Solicitors: Holland Beckett Law, Tauranga
SAX v McMILLAN [2023] NZHC 2866 [13 October 2023]
Introduction
[1] On 4 July 2023, I gave judgment declining to waive security for costs and ordered Ms Janine Sax to pay $4,000 to the Registrar of the High Court.1 Ms Sax seeks leave to appeal to the Court of Appeal. The respondent opposes the application.

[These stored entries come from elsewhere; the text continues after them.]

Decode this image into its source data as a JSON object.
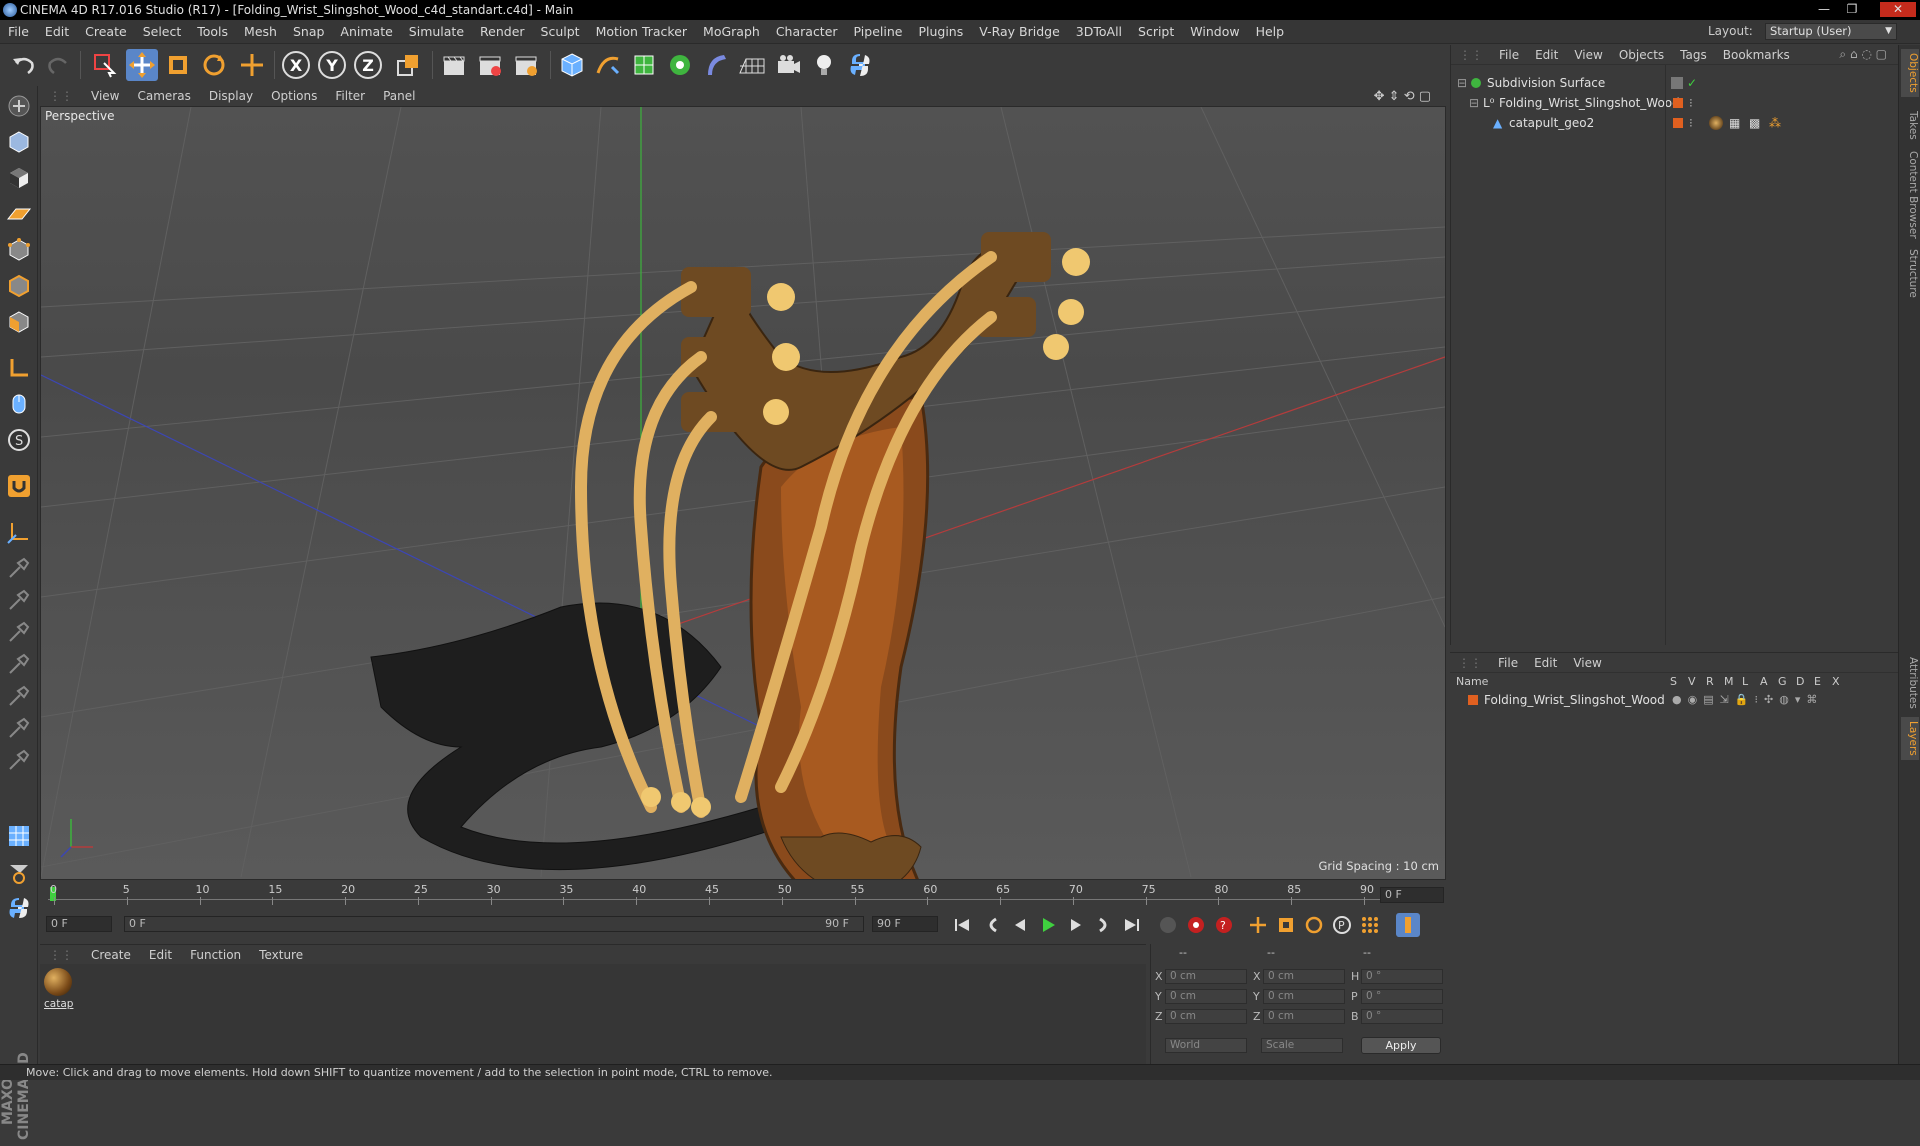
{
  "titlebar": {
    "title": "CINEMA 4D R17.016 Studio (R17) - [Folding_Wrist_Slingshot_Wood_c4d_standart.c4d] - Main",
    "minimize": "—",
    "restore": "❐",
    "close": "✕"
  },
  "menubar": {
    "items": [
      "File",
      "Edit",
      "Create",
      "Select",
      "Tools",
      "Mesh",
      "Snap",
      "Animate",
      "Simulate",
      "Render",
      "Sculpt",
      "Motion Tracker",
      "MoGraph",
      "Character",
      "Pipeline",
      "Plugins",
      "V-Ray Bridge",
      "3DToAll",
      "Script",
      "Window",
      "Help"
    ],
    "layout_label": "Layout:",
    "layout_value": "Startup (User)"
  },
  "toolbar": {
    "axis_x": "X",
    "axis_y": "Y",
    "axis_z": "Z"
  },
  "viewport": {
    "menu": [
      "View",
      "Cameras",
      "Display",
      "Options",
      "Filter",
      "Panel"
    ],
    "label": "Perspective",
    "grid_spacing": "Grid Spacing : 10 cm"
  },
  "timeline": {
    "ticks": [
      "0",
      "5",
      "10",
      "15",
      "20",
      "25",
      "30",
      "35",
      "40",
      "45",
      "50",
      "55",
      "60",
      "65",
      "70",
      "75",
      "80",
      "85",
      "90"
    ],
    "current_frame": "0 F",
    "start_field": "0 F",
    "range_start": "0 F",
    "range_end": "90 F",
    "end_field": "90 F"
  },
  "materials": {
    "menu": [
      "Create",
      "Edit",
      "Function",
      "Texture"
    ],
    "items": [
      {
        "label": "catap"
      }
    ]
  },
  "coords": {
    "headers": [
      "--",
      "--",
      "--"
    ],
    "rows": [
      {
        "a": "X",
        "av": "0 cm",
        "b": "X",
        "bv": "0 cm",
        "c": "H",
        "cv": "0 °"
      },
      {
        "a": "Y",
        "av": "0 cm",
        "b": "Y",
        "bv": "0 cm",
        "c": "P",
        "cv": "0 °"
      },
      {
        "a": "Z",
        "av": "0 cm",
        "b": "Z",
        "bv": "0 cm",
        "c": "B",
        "cv": "0 °"
      }
    ],
    "world": "World",
    "scale": "Scale",
    "apply": "Apply"
  },
  "objects": {
    "menu": [
      "File",
      "Edit",
      "View",
      "Objects",
      "Tags",
      "Bookmarks"
    ],
    "items": [
      {
        "name": "Subdivision Surface"
      },
      {
        "name": "Folding_Wrist_Slingshot_Wood"
      },
      {
        "name": "catapult_geo2"
      }
    ]
  },
  "layers": {
    "menu": [
      "File",
      "Edit",
      "View"
    ],
    "name_header": "Name",
    "cols": [
      "S",
      "V",
      "R",
      "M",
      "L",
      "A",
      "G",
      "D",
      "E",
      "X"
    ],
    "items": [
      {
        "name": "Folding_Wrist_Slingshot_Wood"
      }
    ]
  },
  "sidetabs": [
    "Objects",
    "Takes",
    "Content Browser",
    "Structure",
    "Attributes",
    "Layers"
  ],
  "status": "Move: Click and drag to move elements. Hold down SHIFT to quantize movement / add to the selection in point mode, CTRL to remove.",
  "brand": "MAXON CINEMA 4D",
  "colors": {
    "accent": "#f0a030",
    "layer": "#e06020",
    "selection": "#5a86c8"
  }
}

[2] On request by the respondent, and in the absence of any contrary indication on the part of Ms Sax, the application proceeds on the papers in the standard way and on the basis of the material before the Court.
Background
[3] Ms Sax applied for a restraining order against the respondent under the Harassment Act 1997. The respondent in turn applied to dismiss the proceeding as an abuse of procedure under s 32(1) of that Act. On 28 March 2022, Judge TR Ingram granted the application to dismiss.2 Harvey J granted Ms Sax leave to appeal the decision of Judge Ingram out of time.3
[4] On 16 June 2023, Judge W Lawson heard an ex-parte application by Ms Sax for an order to dispose of security for costs on the appeal.4 That application was declined and Ms Sax appealed.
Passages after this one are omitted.